We support only the current Proxmox VE version.
So upgrade to the current version.
 
It would be nice but unfortunately there is no opportunity to quickly upgrade, tell me what to look for?
 
2019-04-17 09:50:38.814992 mon.s1300pve01 mon.0 100.13.100.1:6789/0 1336538 : cluster [INF] osd.11 failed (root=default,host=s1300pve02) (connection refused reported by osd.13)

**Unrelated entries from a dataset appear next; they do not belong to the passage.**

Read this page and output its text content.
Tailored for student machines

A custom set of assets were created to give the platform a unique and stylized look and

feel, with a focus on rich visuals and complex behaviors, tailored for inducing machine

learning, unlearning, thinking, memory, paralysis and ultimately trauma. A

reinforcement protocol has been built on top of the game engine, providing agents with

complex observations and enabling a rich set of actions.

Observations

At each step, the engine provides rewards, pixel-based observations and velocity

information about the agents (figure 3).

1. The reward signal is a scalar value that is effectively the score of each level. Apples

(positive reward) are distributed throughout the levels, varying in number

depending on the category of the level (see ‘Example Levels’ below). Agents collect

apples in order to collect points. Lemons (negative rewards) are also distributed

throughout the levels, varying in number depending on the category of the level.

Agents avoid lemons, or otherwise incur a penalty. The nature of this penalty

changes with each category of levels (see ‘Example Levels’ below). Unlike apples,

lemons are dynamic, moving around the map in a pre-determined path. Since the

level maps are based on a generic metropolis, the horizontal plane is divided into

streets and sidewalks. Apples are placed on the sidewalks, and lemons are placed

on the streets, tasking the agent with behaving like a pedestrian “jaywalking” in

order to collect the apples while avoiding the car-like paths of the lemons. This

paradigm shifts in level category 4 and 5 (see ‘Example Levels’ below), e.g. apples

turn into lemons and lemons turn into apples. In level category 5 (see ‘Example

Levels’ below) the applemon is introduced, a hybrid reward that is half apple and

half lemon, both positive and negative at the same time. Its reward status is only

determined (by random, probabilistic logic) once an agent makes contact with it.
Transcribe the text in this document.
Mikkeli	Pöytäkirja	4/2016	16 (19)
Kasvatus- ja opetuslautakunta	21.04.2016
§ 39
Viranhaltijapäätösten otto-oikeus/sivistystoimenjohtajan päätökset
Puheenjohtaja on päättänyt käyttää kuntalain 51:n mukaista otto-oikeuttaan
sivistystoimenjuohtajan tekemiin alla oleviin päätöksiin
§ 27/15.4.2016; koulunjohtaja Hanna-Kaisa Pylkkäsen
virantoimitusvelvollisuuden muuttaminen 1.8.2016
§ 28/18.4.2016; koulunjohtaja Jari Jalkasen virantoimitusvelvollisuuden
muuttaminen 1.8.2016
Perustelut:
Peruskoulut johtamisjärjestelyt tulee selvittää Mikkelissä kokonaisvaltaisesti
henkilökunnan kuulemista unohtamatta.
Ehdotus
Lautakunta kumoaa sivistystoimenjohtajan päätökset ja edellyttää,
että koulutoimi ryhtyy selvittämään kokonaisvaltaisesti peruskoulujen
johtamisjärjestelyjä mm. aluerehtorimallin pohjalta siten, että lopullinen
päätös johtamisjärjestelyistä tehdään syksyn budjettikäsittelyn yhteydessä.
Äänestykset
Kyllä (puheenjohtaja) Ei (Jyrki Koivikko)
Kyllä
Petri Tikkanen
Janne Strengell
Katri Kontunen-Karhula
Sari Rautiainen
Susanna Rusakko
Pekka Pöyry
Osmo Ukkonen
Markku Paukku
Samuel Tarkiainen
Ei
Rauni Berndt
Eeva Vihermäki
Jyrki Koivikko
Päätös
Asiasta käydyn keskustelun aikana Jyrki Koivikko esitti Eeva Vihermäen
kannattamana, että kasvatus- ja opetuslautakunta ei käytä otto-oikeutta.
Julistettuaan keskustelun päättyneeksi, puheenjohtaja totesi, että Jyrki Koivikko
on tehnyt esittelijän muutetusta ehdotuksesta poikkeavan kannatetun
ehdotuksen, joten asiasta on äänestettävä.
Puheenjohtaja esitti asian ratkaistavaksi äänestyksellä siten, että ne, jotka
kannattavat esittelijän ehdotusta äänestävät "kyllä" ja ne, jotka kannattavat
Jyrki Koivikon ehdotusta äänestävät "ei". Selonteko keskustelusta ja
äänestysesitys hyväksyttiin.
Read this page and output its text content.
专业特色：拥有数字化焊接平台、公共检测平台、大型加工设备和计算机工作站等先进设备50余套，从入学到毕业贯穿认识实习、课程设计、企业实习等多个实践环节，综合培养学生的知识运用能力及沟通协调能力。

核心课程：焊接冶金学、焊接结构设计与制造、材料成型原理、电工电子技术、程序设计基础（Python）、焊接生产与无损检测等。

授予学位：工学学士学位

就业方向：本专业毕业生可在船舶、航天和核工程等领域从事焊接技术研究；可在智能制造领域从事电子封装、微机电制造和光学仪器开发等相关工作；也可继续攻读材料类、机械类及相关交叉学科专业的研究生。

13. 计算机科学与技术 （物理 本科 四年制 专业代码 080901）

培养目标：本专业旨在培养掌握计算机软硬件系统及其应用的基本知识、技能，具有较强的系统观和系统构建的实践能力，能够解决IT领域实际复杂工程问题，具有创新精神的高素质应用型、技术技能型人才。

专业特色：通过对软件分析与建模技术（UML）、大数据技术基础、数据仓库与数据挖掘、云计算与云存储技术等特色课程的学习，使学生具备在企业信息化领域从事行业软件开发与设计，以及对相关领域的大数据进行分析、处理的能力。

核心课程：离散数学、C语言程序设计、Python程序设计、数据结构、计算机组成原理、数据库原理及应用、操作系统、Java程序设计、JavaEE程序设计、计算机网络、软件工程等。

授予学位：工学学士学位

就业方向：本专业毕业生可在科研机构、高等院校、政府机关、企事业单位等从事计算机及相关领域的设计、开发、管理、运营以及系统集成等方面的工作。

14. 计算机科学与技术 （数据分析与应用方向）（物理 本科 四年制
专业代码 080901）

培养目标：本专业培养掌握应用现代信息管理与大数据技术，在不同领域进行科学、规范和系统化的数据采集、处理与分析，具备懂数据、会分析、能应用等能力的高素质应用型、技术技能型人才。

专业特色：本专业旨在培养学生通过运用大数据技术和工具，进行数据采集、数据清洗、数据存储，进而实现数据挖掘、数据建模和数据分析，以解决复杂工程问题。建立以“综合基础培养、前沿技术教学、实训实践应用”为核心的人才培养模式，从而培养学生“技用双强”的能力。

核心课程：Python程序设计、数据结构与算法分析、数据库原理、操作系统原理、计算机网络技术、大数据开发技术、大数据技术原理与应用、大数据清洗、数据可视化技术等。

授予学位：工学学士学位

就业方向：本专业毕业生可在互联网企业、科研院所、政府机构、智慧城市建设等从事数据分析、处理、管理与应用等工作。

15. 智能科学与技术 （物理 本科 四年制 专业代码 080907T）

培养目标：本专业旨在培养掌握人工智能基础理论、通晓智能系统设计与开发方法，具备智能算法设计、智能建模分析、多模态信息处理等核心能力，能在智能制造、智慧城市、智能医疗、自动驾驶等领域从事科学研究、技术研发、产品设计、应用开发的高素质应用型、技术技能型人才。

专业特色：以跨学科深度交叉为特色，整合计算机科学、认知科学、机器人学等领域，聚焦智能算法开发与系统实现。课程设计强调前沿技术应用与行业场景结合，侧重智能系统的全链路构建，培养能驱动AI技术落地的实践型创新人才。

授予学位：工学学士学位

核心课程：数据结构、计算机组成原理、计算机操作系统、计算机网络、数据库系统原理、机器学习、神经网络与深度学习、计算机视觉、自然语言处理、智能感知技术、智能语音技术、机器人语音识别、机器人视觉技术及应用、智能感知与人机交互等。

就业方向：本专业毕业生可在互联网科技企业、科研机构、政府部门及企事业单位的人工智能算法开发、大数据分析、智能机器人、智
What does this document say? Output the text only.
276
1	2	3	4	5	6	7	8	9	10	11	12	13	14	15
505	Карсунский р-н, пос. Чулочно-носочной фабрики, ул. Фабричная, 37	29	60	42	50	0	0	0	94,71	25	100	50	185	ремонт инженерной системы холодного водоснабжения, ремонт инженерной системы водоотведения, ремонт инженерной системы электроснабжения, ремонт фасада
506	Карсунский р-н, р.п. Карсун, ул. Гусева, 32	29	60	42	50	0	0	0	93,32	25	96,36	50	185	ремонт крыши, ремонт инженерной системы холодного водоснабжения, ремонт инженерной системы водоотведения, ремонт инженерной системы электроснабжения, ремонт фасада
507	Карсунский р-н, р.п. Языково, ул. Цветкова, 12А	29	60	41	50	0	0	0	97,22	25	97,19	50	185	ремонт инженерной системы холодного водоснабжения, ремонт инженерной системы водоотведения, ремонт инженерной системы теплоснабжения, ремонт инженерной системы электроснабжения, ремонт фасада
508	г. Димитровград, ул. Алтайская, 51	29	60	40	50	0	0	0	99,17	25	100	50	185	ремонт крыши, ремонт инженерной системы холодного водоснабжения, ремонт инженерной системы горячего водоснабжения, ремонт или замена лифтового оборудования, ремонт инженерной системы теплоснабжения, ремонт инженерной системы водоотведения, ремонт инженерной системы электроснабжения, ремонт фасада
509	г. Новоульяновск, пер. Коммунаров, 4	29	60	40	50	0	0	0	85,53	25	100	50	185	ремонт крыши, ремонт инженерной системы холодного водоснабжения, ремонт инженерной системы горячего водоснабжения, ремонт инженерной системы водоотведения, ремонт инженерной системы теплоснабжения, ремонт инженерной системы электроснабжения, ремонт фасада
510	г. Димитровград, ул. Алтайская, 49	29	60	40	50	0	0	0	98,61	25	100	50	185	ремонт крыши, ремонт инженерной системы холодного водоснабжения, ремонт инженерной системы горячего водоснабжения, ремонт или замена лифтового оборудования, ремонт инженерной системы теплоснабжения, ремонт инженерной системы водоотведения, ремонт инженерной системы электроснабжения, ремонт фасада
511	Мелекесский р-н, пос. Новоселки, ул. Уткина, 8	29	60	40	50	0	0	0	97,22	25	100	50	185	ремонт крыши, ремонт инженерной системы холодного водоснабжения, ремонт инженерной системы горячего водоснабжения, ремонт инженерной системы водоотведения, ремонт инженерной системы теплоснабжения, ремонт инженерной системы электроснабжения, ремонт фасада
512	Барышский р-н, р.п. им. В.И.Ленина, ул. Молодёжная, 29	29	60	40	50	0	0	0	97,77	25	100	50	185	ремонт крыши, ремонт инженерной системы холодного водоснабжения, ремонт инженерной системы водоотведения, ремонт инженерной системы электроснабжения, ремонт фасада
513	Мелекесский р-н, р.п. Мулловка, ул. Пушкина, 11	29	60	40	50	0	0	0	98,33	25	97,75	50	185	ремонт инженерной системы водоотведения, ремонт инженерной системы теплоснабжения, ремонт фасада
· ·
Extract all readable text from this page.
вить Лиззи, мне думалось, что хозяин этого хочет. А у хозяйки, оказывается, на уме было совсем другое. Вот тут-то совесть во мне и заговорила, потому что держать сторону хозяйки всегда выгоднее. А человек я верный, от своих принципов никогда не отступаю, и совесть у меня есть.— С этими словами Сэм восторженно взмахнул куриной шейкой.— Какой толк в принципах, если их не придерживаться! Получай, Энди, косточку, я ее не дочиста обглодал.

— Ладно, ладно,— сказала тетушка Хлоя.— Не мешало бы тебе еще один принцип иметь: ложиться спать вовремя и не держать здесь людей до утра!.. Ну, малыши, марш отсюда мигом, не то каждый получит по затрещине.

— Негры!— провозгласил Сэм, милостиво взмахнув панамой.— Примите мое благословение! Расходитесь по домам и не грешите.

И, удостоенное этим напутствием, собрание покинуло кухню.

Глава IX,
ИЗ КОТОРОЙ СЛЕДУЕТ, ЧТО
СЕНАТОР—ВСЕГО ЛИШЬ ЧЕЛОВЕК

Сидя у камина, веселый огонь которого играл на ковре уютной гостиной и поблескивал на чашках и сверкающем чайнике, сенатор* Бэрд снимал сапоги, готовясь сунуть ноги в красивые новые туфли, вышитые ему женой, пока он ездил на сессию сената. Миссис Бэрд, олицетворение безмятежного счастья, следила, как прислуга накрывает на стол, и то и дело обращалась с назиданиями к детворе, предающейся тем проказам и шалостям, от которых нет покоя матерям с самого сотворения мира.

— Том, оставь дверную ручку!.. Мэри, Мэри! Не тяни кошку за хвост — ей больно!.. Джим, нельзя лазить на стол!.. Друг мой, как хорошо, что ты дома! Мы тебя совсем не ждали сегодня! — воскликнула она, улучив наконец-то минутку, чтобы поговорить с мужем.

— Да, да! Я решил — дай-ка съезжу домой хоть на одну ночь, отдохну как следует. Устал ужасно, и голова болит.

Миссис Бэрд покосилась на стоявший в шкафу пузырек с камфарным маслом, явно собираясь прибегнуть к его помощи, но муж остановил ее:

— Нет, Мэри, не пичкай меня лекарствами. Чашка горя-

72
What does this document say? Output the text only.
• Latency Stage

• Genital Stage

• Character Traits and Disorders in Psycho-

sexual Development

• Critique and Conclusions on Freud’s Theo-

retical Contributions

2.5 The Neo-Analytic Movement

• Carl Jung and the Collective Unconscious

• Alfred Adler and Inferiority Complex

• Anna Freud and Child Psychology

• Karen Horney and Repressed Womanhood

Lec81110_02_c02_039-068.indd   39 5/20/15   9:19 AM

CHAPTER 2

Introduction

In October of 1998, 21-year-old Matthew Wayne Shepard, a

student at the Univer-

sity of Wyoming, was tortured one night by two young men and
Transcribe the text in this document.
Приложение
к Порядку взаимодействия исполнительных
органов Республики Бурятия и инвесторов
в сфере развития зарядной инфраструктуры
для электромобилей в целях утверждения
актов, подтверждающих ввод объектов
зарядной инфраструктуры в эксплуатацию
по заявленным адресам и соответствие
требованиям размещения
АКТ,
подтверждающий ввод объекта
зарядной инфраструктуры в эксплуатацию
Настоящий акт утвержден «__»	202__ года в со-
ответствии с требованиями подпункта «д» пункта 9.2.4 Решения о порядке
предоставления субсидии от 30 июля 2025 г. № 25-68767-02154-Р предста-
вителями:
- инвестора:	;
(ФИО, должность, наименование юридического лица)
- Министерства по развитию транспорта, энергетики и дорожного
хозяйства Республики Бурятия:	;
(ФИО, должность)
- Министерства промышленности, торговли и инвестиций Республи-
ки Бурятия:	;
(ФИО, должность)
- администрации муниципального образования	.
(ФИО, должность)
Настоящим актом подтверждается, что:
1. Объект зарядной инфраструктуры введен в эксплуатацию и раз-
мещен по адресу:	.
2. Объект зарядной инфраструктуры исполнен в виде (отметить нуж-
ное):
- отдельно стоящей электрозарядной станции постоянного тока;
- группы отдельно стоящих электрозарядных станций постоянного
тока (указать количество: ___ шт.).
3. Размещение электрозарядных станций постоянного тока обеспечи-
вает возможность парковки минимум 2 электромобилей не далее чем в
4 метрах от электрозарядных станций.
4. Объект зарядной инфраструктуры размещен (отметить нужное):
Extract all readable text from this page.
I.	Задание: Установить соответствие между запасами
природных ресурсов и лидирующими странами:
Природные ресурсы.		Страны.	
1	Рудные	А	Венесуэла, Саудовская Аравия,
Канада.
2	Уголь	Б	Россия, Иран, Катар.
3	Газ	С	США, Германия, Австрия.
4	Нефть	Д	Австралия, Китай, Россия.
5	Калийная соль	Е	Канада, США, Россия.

2019-04-17 09:50:39.228431 mon.s1300pve01 mon.0 100.13.100.1:6789/0 1336572 : cluster [WRN] Health check failed: 1 osds down (OSD_DOWN)
2019-04-17 09:50:40.264827 mon.s1300pve01 mon.0 100.13.100.1:6789/0 1336574 : cluster [WRN] Health check failed: Reduced data availability: 1 pg peering (PG_AVAILABILITY)
2019-04-17 09:50:41.667272 mon.s1300pve01 mon.0 100.13.100.1:6789/0 1336576 : cluster [WRN] mon.2 100.13.100.3:6789/0 clock skew 0.0599787s > max 0.05s
2019-04-17 09:50:42.294795 mon.s1300pve01 mon.0 100.13.100.1:6789/0 1336577 : cluster [WRN] Health check failed: Degraded data redundancy: 40343/2272848 objects degraded (1.775%), 27 pgs degraded (PG_DEGRADED)
2019-04-17 09:50:46.177357 mon.s1300pve01 mon.0 100.13.100.1:6789/0 1336578 : cluster [INF] Health check cleared: PG_AVAILABILITY (was: Reduced data availability: 4 pgs peering)
2019-04-17 09:50:48.543115 mon.s1300pve01 mon.0 100.13.100.1:6789/0 1336579 : cluster [WRN] Health check update: Degraded data redundancy: 130699/2272848 objects degraded (5.750%), 88 pgs degraded (PG_DEGRADED)
2019-04-17 09:51:10.125635 mon.s1300pve01 mon.0 100.13.100.1:6789/0 1336582 : cluster [INF] Health check cleared: OSD_DOWN (was: 1 osds down)
2019-04-17 09:51:10.169342 mon.s1300pve01 mon.0 100.13.100.1:6789/0 1336583 : cluster [INF] osd.11 100.13.100.2:6808/1111592 boot
This looks like hardware is failing. Please check that the NIC, PSU, HDD ... of that server is functioning properly.